La Commission adresse aux États membres intéressés des recommandations à cet effet.«
(fin de citation)
Les états doivent donc « libéraliser leurs services ». Autrement dit, privatiser leurs services publics de façon à ce qu’ils deviennent « industriels et commerciaux » et qu’ils passent dans le secteur privé.
Les articles concernant spécifiquement la recherche ne nous disent pas autre chose. Exemple:
« Section 9 – Recherche et développement technologique et espace
Article III-248
(…)
[l’Union Européenne] encourage dans l’ensemble de l’Union les entreprises, y compris les petites et moyennes entreprises, les centres de recherche et les universités dans leurs efforts de recherche et de développement technologique de haute qualité.

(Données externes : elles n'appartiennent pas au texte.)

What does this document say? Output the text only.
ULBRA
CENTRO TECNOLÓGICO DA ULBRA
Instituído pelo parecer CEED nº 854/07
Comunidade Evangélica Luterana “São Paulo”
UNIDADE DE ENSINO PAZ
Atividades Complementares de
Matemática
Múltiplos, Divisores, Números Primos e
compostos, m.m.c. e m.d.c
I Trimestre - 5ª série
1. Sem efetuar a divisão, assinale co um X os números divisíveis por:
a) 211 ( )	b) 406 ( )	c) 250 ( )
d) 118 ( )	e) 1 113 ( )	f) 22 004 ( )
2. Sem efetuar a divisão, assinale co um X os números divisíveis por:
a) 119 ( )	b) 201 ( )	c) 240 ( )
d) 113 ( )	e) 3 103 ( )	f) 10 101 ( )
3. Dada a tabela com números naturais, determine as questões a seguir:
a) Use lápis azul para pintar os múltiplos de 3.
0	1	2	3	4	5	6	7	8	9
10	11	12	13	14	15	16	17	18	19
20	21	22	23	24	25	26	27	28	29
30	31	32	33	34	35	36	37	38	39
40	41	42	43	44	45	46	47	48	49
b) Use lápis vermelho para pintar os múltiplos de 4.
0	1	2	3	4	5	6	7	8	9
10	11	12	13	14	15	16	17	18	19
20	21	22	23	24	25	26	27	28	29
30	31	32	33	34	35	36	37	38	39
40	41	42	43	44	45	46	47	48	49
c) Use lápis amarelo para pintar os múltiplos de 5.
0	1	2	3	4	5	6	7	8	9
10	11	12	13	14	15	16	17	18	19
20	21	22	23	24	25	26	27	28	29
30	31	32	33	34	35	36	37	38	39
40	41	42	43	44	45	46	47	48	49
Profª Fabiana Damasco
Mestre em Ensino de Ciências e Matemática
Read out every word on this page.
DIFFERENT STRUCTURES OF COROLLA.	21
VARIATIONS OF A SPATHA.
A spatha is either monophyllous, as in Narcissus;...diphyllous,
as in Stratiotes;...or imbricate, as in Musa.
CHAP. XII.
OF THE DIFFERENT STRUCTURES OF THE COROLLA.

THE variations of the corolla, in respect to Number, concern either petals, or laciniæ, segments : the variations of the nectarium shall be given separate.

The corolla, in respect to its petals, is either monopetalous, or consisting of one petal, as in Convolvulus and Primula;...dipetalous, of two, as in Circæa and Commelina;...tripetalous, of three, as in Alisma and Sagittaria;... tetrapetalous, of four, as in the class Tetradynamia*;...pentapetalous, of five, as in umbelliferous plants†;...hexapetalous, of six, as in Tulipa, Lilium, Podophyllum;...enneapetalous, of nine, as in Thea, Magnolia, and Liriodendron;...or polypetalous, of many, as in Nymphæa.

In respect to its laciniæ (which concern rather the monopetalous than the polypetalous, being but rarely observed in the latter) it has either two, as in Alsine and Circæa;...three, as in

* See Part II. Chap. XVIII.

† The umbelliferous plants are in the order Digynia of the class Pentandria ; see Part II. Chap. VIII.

Elle soutient leurs efforts de coopération, en visant tout particulièrement à permettre aux chercheurs de coopérer librement au-delà des frontières et aux entreprises d’exploiter les potentialités du marché intérieur à la faveur, notamment, de l’ouverture des marchés publics nationaux, de la définition de normes communes et de l’élimination des obstacles juridiques et fiscaux à cette coopération.
(…)
Article III-249
Dans la poursuite des objectifs visés à l’article III-248, l’Union mène les actions suivantes, qui complètent les actions entreprises dans les États membres :
a) mise en oeuvre de programmes de recherche, de développement technologique et de démonstration en promouvant la coopération avec et entre les entreprises, les centres de recherche et les universités ;
(…)
Article III-250
1. L’Union et les États membres coordonnent leur action en matière de recherche et de développement technologique, afin d’assurer la cohérence réciproque des politiques nationales et de la politique de l’Union.
2. La Commission peut prendre, en étroite collaboration avec les États membres, toute initiative utile pour promouvoir la coordination visée au paragraphe 1, notamment des initiatives en vue d’établir des orientations et des indicateurs, d’organiser l’échange des meilleures pratiques et de préparer les éléments nécessaires à la surveillance et à l’évaluation périodiques. Le Parlement européen est pleinement informé.
Article III-251
1. La loi européenne établit le programme-cadre pluriannuel, dans lequel est repris l’ensemble des actions financées par l’Union. (…)
(…) »
(fin de citation)
On cherchera en vain dans ce chapitre une quelconque mention de la recherche fondamentale, alors que c’est dans les articles sur la recherche qu’il est explicitement prévu de « permettre (…) aux entreprises d’exploiter les potentialités du marché intérieur à la faveur, notamment, de l’ouverture des marchés publics nationaux… ». Telle est donc, pour les « experts » de l’Union Européenne, la vocation de la politique de recherche. C’est tellement gros, qu’on a même du mal à comprendre le sens de cette phrase… sauf que la casse du secteur public constitue bien l’objectif de ce projet de Constitution, et que la recherche doit être subordonnée aux intérêts et désirs des lobbies industriels.
De surcroît, l’Union Européenne se propose bien d’exercer une tutelle et une pression croissantes sur les politiques de recherche des Etats qui auront ratifié ce Traité Constitutionnel.
Il s’agit donc d’un texte qui comporte de très graves menaces pour la souveraineté populaire, ainsi que pour l’ensemble des acquis sociaux et démocratiques, pour l’indépendance et la transparence de la recherche, pour le statut de ses personnels…
Pour préserver les intérêts légitimes des pays concernés, des citoyens, des travailleurs de la recherche, pour préserver l’avenir…
NON au projet de Constitution Européenne, NON à l’ « Europe »!